Don’t get me wrong, here. I understand perfectly well Microsoft’s rationale behind this, or at least their stated rationale; to keep security upgrades consistent across all the installs of their new OS. That said, rolling it out in this particular way is really unsavory. It smacks of the behavior of malware installers, rather than that of any responsible company with any kind of interest in keeping its customers on board.*
(Also, it’s worth noting in this context that many people who have already updated to 10 — particularly users with Nvidia graphics cards — have been reporting horrific driver problems with the new Windows version, secondary to this ill-thought-out policy of “you’ll take what we give you and you’ll like it”. Only just now has the beginnings of a fix for this particular problem begun to propagate, but this strikes me as a sign of more bad things to come, a slow-motion trainwreck better watched from outside it than inside.)
Now who knows, over the course of the next six months or so, when I get ready to build my new desktop machine, I may indeed go for Windows 10 — once I’ve had time to make the choice, the informed decision, as to whether it’s right for me, and whether I can find alternatives to the various programs whose function I like and would like to keep. Or who knows? Maybe I’ll go whole hog and just switch over to Apple. (I know a lot of you who’re Young Wizards fans, considering the frequent appearance of hardware with the Biteless Apple on it in the books, will be surprised that this is an issue for me at all.
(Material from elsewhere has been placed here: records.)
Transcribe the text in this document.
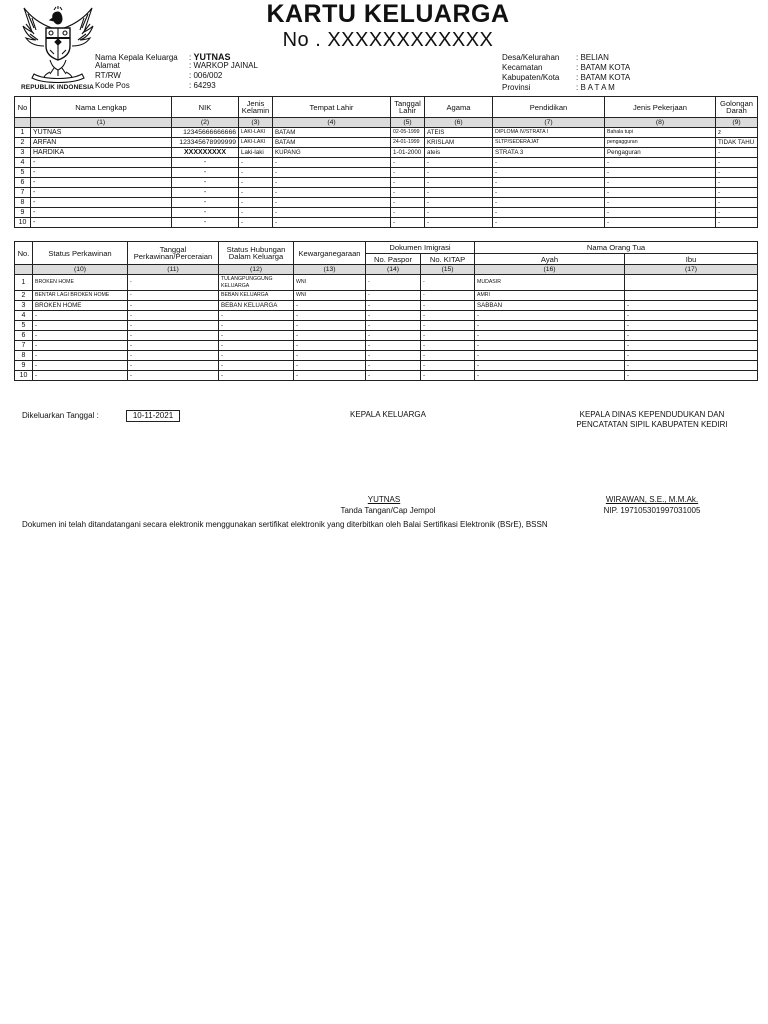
REPUBLIK INDONESIA
KARTU KELUARGA
No . XXXXXXXXXXXX
Nama Kepala Keluarga : YUTNAS
Alamat	: WARKOP JAINAL
RT/RW	: 006/002
Kode Pos	: 64293
Desa/Kelurahan : BELIAN
Kecamatan	: BATAM KOTA
Kabupaten/Kota : BATAM KOTA
Provinsi	: B A T A M
No	Nama Lengkap	NIK	Jenis Kelamin	Tempat Lahir	Tanggal Lahir	Agama	Pendidikan	Jenis Pekerjaan	Golongan Darah
	(1)	(2)	(3)	(4)	(5)	(6)	(7)	(8)	(9)
1	YUTNAS	12345666666666	LAKI-LAKI	BATAM	02-05-1999	ATEIS	DIPLOMA IV/STRATA I	Bahala tupi	z
2	ARFAN	123345678999999	LAKI-LAKI	BATAM	24-01-1999	KRISLAM	SLTP/SEDERAJAT	pengagguran	TIDAK TAHU
3	HARDIKA	XXXXXXXXX	Laki-laki	KUPANG	1-01-2000	ateis	STRATA 3	Pengaguran	-
4	-	-	-	-	-	-	-	-	-
5	-	-	-	-	-	-	-	-	-
6	-	-	-	-	-	-	-	-	-
7	-	-	-	-	-	-	-	-	-
8	-	-	-	-	-	-	-	-	-
9	-	-	-	-	-	-	-	-	-
10	-	-	-	-	-	-	-	-	-
No.	Status Perkawinan	Tanggal Perkawinan/Perceraian	Status Hubungan Dalam Keluarga	Kewarganegaraan	Dokumen Imigrasi		Nama Orang Tua	
					No. Paspor	No. KITAP	Ayah	Ibu
	(10)	(11)	(12)	(13)	(14)	(15)	(16)	(17)
1	BROKEN HOME	-	TULANGPUNGGUNG KELUARGA	WNI	-	-	MUDASIR	
2	BENTAR LAGI BROKEN HOME	-	BEBAN KELUARGA	WNI	-	-	AMRI	
3	BROKEN HOME	-	BEBAN KELUARGA	-	-	-	SABBAN	-
4	-	-	-	-	-	-	-	-
5	-	-	-	-	-	-	-	-
6	-	-	-	-	-	-	-	-
7	-	-	-	-	-	-	-	-
8	-	-	-	-	-	-	-	-
9	-	-	-	-	-	-	-	-
10	-	-	-	-	-	-	-	-
Dikeluarkan Tanggal :	10-11-2021	KEPALA KELUARGA	KEPALA DINAS KEPENDUDUKAN DAN
PENCATATAN SIPIL KABUPATEN KEDIRI
YUTNAS
Tanda Tangan/Cap Jempol
WIRAWAN, S.E., M.M.Ak.
NIP. 197105301997031005
Dokumen ini telah ditandatangani secara elektronik menggunakan sertifikat elektronik yang diterbitkan oleh Balai Sertifikasi Elektronik (BSrE), BSSN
However, in this as in many other parts of my tech life, I am an amphibian and have for a long time worked happily on more than one side of the divide at the same time. But this present behavior of Microsoft’s is trying my patience way more than usual.)
Anyway, I’ve used the method detailed in the webpage above on my present Win7 desktop, and it seems to work perfectly. I strongly recommend that if you are ambivalent about the prospect of this forced update of your software, you go over there and have a look at it and decide whether it’s an option you’d like to avail of.
*I also understand that in recent online talks, Microsoft upper-level management have let it be known that people who find ways of avoiding this upgrade will eventually be cut off from normal product updates. And you know what? I can think of no quicker way for them to drive me straight into what Euripides called “the apple-laden land.” Yeah, there’s just one of me, and I doubt my loss is going to break Microsoft’s corporate heart. (shrug) No matter.